Un caso limite, quello di Carlo Cani? Forse. O forse no, se è vero che in certe zone e in certi giorni abbiamo il più alto numero di assenze per malattie. E se è vero che in certe Regioni abbiamo più falsi invalidi e più pensioni di accompagnamento che altrove. E soprattutto se è vero che sui quasi 17 milioni di assegni previdenziali erogati ogni mese dall’Inps circa il 40 per cento è incassato da persone che non hanno versato i contributi necessari per avere la pensione. La verità è che Charlie Dogs è la rappresentazione beffarda ed eccessiva di un esercito di furbi che campa senza lavorare, approfittando degli ammortizzatori sociali e del generoso sistema di welfare pagato da chi fatica e versa le tasse. Carlo Cani è figlio dell’Italia assistita che per anni ha mantenuto aziende decotte in nome del posto di lavoro, un prodotto di un Paese malato e corrotto, dove ognuno pensa che in fondo non sarà lo stipendio guadagnato senza lavorare a mandare in malora l’Italia.

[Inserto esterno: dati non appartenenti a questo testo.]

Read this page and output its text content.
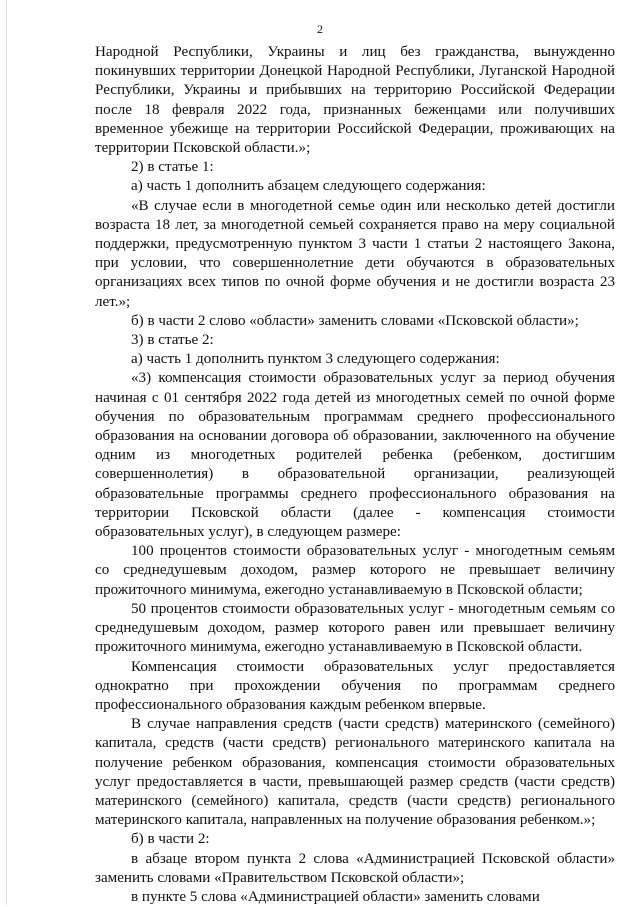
2

Народной Республики, Украины и лиц без гражданства, вынужденно покинувших территории Донецкой Народной Республики, Луганской Народной Республики, Украины и прибывших на территорию Российской Федерации после 18 февраля 2022 года, признанных беженцами или получивших временное убежище на территории Российской Федерации, проживающих на территории Псковской области.»;

2) в статье 1:

а) часть 1 дополнить абзацем следующего содержания:

«В случае если в многодетной семье один или несколько детей достигли возраста 18 лет, за многодетной семьей сохраняется право на меру социальной поддержки, предусмотренную пунктом 3 части 1 статьи 2 настоящего Закона, при условии, что совершеннолетние дети обучаются в образовательных организациях всех типов по очной форме обучения и не достигли возраста 23 лет.»;

б) в части 2 слово «области» заменить словами «Псковской области»;

3) в статье 2:

а) часть 1 дополнить пунктом 3 следующего содержания:

«3) компенсация стоимости образовательных услуг за период обучения начиная с 01 сентября 2022 года детей из многодетных семей по очной форме обучения по образовательным программам среднего профессионального образования на основании договора об образовании, заключенного на обучение одним из многодетных родителей ребенка (ребенком, достигшим совершеннолетия) в образовательной организации, реализующей образовательные программы среднего профессионального образования на территории Псковской области (далее - компенсация стоимости образовательных услуг), в следующем размере:

100 процентов стоимости образовательных услуг - многодетным семьям со среднедушевым доходом, размер которого не превышает величину прожиточного минимума, ежегодно устанавливаемую в Псковской области;

50 процентов стоимости образовательных услуг - многодетным семьям со среднедушевым доходом, размер которого равен или превышает величину прожиточного минимума, ежегодно устанавливаемую в Псковской области.

Компенсация стоимости образовательных услуг предоставляется однократно при прохождении обучения по программам среднего профессионального образования каждым ребенком впервые.

В случае направления средств (части средств) материнского (семейного) капитала, средств (части средств) регионального материнского капитала на получение ребенком образования, компенсация стоимости образовательных услуг предоставляется в части, превышающей размер средств (части средств) материнского (семейного) капитала, средств (части средств) регионального материнского капитала, направленных на получение образования ребенком.»;

б) в части 2:

в абзаце втором пункта 2 слова «Администрацией Псковской области» заменить словами «Правительством Псковской области»;

в пункте 5 слова «Администрацией области» заменить словами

L’ex minatore per finta è parente stretto di quell’esercito di furbi messo in fila ieri dal Sole 24 Ore. Piccoli evasori, che dimenticano di pagare l’Imu o la Tari, ma alla cui porta non bussa nessun esattore. Anche loro, come il jazzista renitente al lavoro, giocano a guardie e ladri sfruttando le inefficienze della pubblica amministrazione: non pagano e sperano che nessuno gli chieda di farlo. Come Charlie Dogs, per i loro mancati versamenti si daranno una giustificazione che li assolve, pensando che di certo lo Stato non fallirà se loro non pagano qualche decina di euro di Ici. Giusto, no? In fondo che cosa volete che siano cinquanta euro al confronto di 35 anni senza lavorare.